Congressional Republicans scorch pollsters over lousy election predictions

Congressional Republicans aren’t in a forgive-and-forget type of mood with pollsters who were badly off the mark on Election Day.

A series of high-profile pollsters ahead of Nov. 3 predicted Democrats would win a Senate majority and expand on their control of the House, winning up to 15 new seats. Instead, Republicans did better than expected. The GOP now has 50 Senate seats, to 48 for Democrats, and two Georgia runoff elections are set for Jan. 5. In the House, Democrats are likely to have the smallest majority in that chamber in two decades.

The Maine Senate race was among the biggest polling flubs this year, with Republican Sen. Susan Collins seen trailing her Democratic opponent Sara Gideon, the speaker of the Maine House of Representatives.

Less than a week before Election Day, a poll conducted by Colby College in Waterville, Maine, had Gideon leading Collins 47% to 43% among likely voters. Running for her fifth term, Collins received a polling average from FiveThirtyEight of 41% to Gideon’s 46%. The RealClearPolitics average placed her 5 percentage points behind Gideon, while the Decision Desk HQ gave Collins a 33% chance of reelection.

“The so-called public polls were so far off. It should cause pollsters to take a real look at how they do polling. And I’ll give you some examples of what we saw when I had my pollster take a look at the public polls,” Collins told reporters on Capitol Hill Thursday. “And, for example, one of the public polls published by the Bangor Daily News said I was losing Aroostook County. That is where I’m from. There was no way on earth I was going to be losing Aroostook County. I won it by 68% of the vote, just to give you an idea.”

The public poll numbers were not the only numbers that were against Collins, as she operated her campaign on a $76 million fundraising budget compared to Gideon’s $130 million. But ultimately, Collins pulled through, beating her opponent by a 9-point margin on election night.

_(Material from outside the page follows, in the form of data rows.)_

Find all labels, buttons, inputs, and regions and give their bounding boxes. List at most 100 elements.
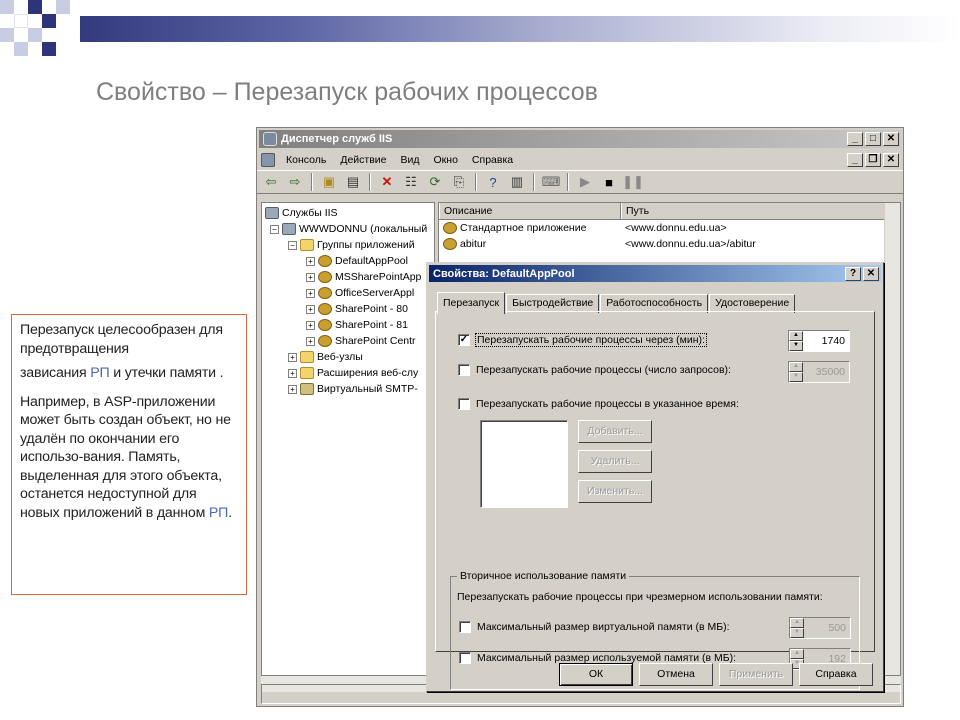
expand-icon[interactable]: + [288, 384, 297, 394]
tree-node-pool[interactable]: + SharePoint - 81 [306, 317, 408, 333]
refresh-icon[interactable]: ⟳ [425, 172, 445, 192]
maximize-button[interactable]: □ [865, 132, 881, 146]
tree-node-app-pools[interactable]: − Группы приложений [288, 237, 415, 253]
expand-icon[interactable]: + [306, 336, 315, 346]
app-pool-icon [318, 255, 332, 267]
note-paragraph: зависания РП и утечки памяти . [20, 364, 238, 383]
recycle-minutes-value[interactable]: 1740 [803, 331, 849, 351]
stepper-up-icon[interactable]: ▲ [790, 618, 804, 628]
tree-node-pool[interactable]: + MSSharePointApp [306, 269, 421, 285]
expand-icon[interactable]: + [306, 256, 315, 266]
edit-time-button[interactable]: Изменить... [578, 480, 652, 503]
close-button[interactable]: ✕ [883, 132, 899, 146]
help-icon[interactable]: ? [483, 172, 503, 192]
recycle-requests-value[interactable]: 35000 [803, 362, 849, 382]
tree-node-smtp[interactable]: + Виртуальный SMTP- [288, 381, 418, 397]
recycle-times-list[interactable] [480, 420, 568, 508]
dialog-titlebar[interactable]: Свойства: DefaultAppPool ? ✕ [429, 265, 881, 282]
tree-node-iis[interactable]: Службы IIS [265, 205, 338, 221]
dialog-help-button[interactable]: ? [845, 266, 861, 281]
stop-icon[interactable]: ■ [599, 172, 619, 192]
add-time-button[interactable]: Добавить... [578, 420, 652, 443]
ok-button[interactable]: ОК [559, 663, 633, 686]
vertical-scrollbar[interactable] [884, 203, 900, 675]
back-arrow-icon[interactable]: ⇦ [261, 172, 281, 192]
collapse-icon[interactable]: − [270, 224, 279, 234]
virtual-memory-stepper[interactable]: ▲ ▼ 500 [789, 617, 851, 639]
tree-node-pool[interactable]: + OfficeServerAppl [306, 285, 414, 301]
apply-button[interactable]: Применить [719, 663, 793, 686]
recycle-minutes-checkbox[interactable]: ✓ [458, 334, 470, 346]
virtual-memory-checkbox[interactable] [459, 621, 471, 633]
virtual-memory-value[interactable]: 500 [804, 618, 850, 638]
list-item[interactable]: abitur <www.donnu.edu.ua>/abitur [439, 236, 900, 252]
recycle-time-checkbox[interactable] [458, 398, 470, 410]
tree-node-pool[interactable]: + SharePoint - 80 [306, 301, 408, 317]
properties-icon[interactable]: ☷ [401, 172, 421, 192]
menu-console[interactable]: Консоль [279, 154, 333, 166]
stepper-down-icon[interactable]: ▼ [789, 372, 803, 382]
export-icon[interactable]: ⎘ [449, 172, 469, 192]
minimize-button[interactable]: _ [847, 132, 863, 146]
console-icon[interactable] [261, 153, 275, 167]
iis-titlebar[interactable]: Диспетчер служб IIS _ □ ✕ [259, 130, 901, 148]
delete-icon[interactable]: ✕ [377, 172, 397, 192]
menu-window[interactable]: Окно [427, 154, 465, 166]
stepper-down-icon[interactable]: ▼ [789, 341, 803, 351]
show-tree-icon[interactable]: ▤ [343, 172, 363, 192]
forward-arrow-icon[interactable]: ⇨ [285, 172, 305, 192]
recycle-minutes-stepper[interactable]: ▲ ▼ 1740 [788, 330, 850, 352]
tab-recycling[interactable]: Перезапуск [437, 292, 506, 314]
expand-icon[interactable]: + [288, 368, 297, 378]
console-tree-icon[interactable]: ▥ [507, 172, 527, 192]
stepper-up-icon[interactable]: ▲ [790, 649, 804, 659]
computer-icon[interactable]: ⌨ [541, 172, 561, 192]
recycle-requests-checkbox[interactable] [458, 364, 470, 376]
mdi-restore-button[interactable]: ❐ [865, 153, 881, 167]
collapse-icon[interactable]: − [288, 240, 297, 250]
menu-help[interactable]: Справка [465, 154, 520, 166]
smtp-icon [300, 383, 314, 395]
toolbar: ⇦ ⇨ ▣ ▤ ✕ ☷ ⟳ ⎘ ? ▥ ⌨ ▶ ■ ❚❚ [257, 170, 903, 194]
tree-node-server[interactable]: − WWWDONNU (локальный [270, 221, 427, 237]
column-header-path[interactable]: Путь [621, 203, 886, 219]
deco-square [0, 28, 14, 42]
tree-node-extensions[interactable]: + Расширения веб-слу [288, 365, 418, 381]
recycle-requests-row[interactable]: Перезапускать рабочие процессы (число за… [458, 364, 731, 376]
help-button[interactable]: Справка [799, 663, 873, 686]
dialog-close-button[interactable]: ✕ [863, 266, 879, 281]
recycle-minutes-row[interactable]: ✓ Перезапускать рабочие процессы через (… [458, 333, 707, 347]
recycle-time-row[interactable]: Перезапускать рабочие процессы в указанн… [458, 398, 739, 410]
slide-title: Свойство – Перезапуск рабочих процессов [96, 78, 598, 106]
stepper-up-icon[interactable]: ▲ [789, 331, 803, 341]
expand-icon[interactable]: + [306, 288, 315, 298]
application-icon [443, 222, 457, 234]
start-icon[interactable]: ▶ [575, 172, 595, 192]
expand-icon[interactable]: + [306, 320, 315, 330]
virtual-memory-label: Максимальный размер виртуальной памяти (… [477, 621, 730, 633]
list-item[interactable]: Стандартное приложение <www.donnu.edu.ua… [439, 220, 900, 236]
cancel-button[interactable]: Отмена [639, 663, 713, 686]
tree-node-pool[interactable]: + DefaultAppPool [306, 253, 408, 269]
tree-node-web-sites[interactable]: + Веб-узлы [288, 349, 363, 365]
app-pool-icon [318, 287, 332, 299]
stepper-up-icon[interactable]: ▲ [789, 362, 803, 372]
remove-time-button[interactable]: Удалить... [578, 450, 652, 473]
virtual-memory-row[interactable]: Максимальный размер виртуальной памяти (… [459, 621, 730, 633]
menu-view[interactable]: Вид [394, 154, 427, 166]
mdi-close-button[interactable]: ✕ [883, 153, 899, 167]
tree-label: Расширения веб-слу [317, 367, 419, 379]
mdi-minimize-button[interactable]: _ [847, 153, 863, 167]
column-header-description[interactable]: Описание [439, 203, 621, 219]
pause-icon[interactable]: ❚❚ [622, 172, 644, 192]
menu-action[interactable]: Действие [333, 154, 393, 166]
up-folder-icon[interactable]: ▣ [319, 172, 339, 192]
tree-node-pool[interactable]: + SharePoint Centr [306, 333, 416, 349]
used-memory-checkbox[interactable] [459, 652, 471, 664]
expand-icon[interactable]: + [306, 304, 315, 314]
dialog-title: Свойства: DefaultAppPool [433, 267, 575, 280]
stepper-down-icon[interactable]: ▼ [790, 628, 804, 638]
expand-icon[interactable]: + [306, 272, 315, 282]
expand-icon[interactable]: + [288, 352, 297, 362]
recycle-requests-stepper[interactable]: ▲ ▼ 35000 [788, 361, 850, 383]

“Two things I’ll say about the polling. One is our internal polls were much more accurate than the public polls,” Collins said. “And it was frustrating, because I kept wanting to release our internal polls, but campaigns don’t do that, and it did not show me with 9 points. But the last night that we polled showed me ahead by 4, just to give you the latest one.”

According to the Maine Republican, her campaign did a deep-dive in some of the public polls and noted that the sample sizes were wrong for how many people from each county that the pollsters interviewed.

“We found that they didn’t adjust for age, for gender, for party registration — all which is critical to an accurate poll,” Collins said.

Other prominent Republicans were predicted to lose their races as well.

A late October Morning Consult poll showed South Carolina Republican Sen. Lindsey Graham trailing behind his Democratic opponent Jamie Harrison, a candidate who outraised Graham this cycle, by 2 points. Other polls, including Bloomberg, showed Harrison in a dead heat with Graham or Graham being slightly ahead. Graham won his reelection by 11 points.

A Republican consultant told the Washington Examiner that Graham’s internal polls always had him ahead of Harrison by at least 4 points. Graham chided pollsters on the night of his victory, saying, “To all you pollsters out there, you have no idea what you’re doing.”

The fate of the Senate majority has yet to be decided by the pair of Georgia runoffs, but House Speaker Nancy Pelosi is going into a new Congress with an unexpectedly smaller majority that shocked modelers and political pollsters.

“Democrats are set to have the slimmest Democratic majority since World War II. Pundits doubted us polls were stacked against us. The Cook Report said we would lose 15 to 20 (seats). Majority Leader Steny Hoyer said just days before the election that we would lose 15 seats,” House Minority Leader Kevin McCarthy said on Thursday.

As of Friday, House Republicans flipped 10 seats this cycle, and seven races, the majority of which have the Republican currently leading the count, are still waiting to be called.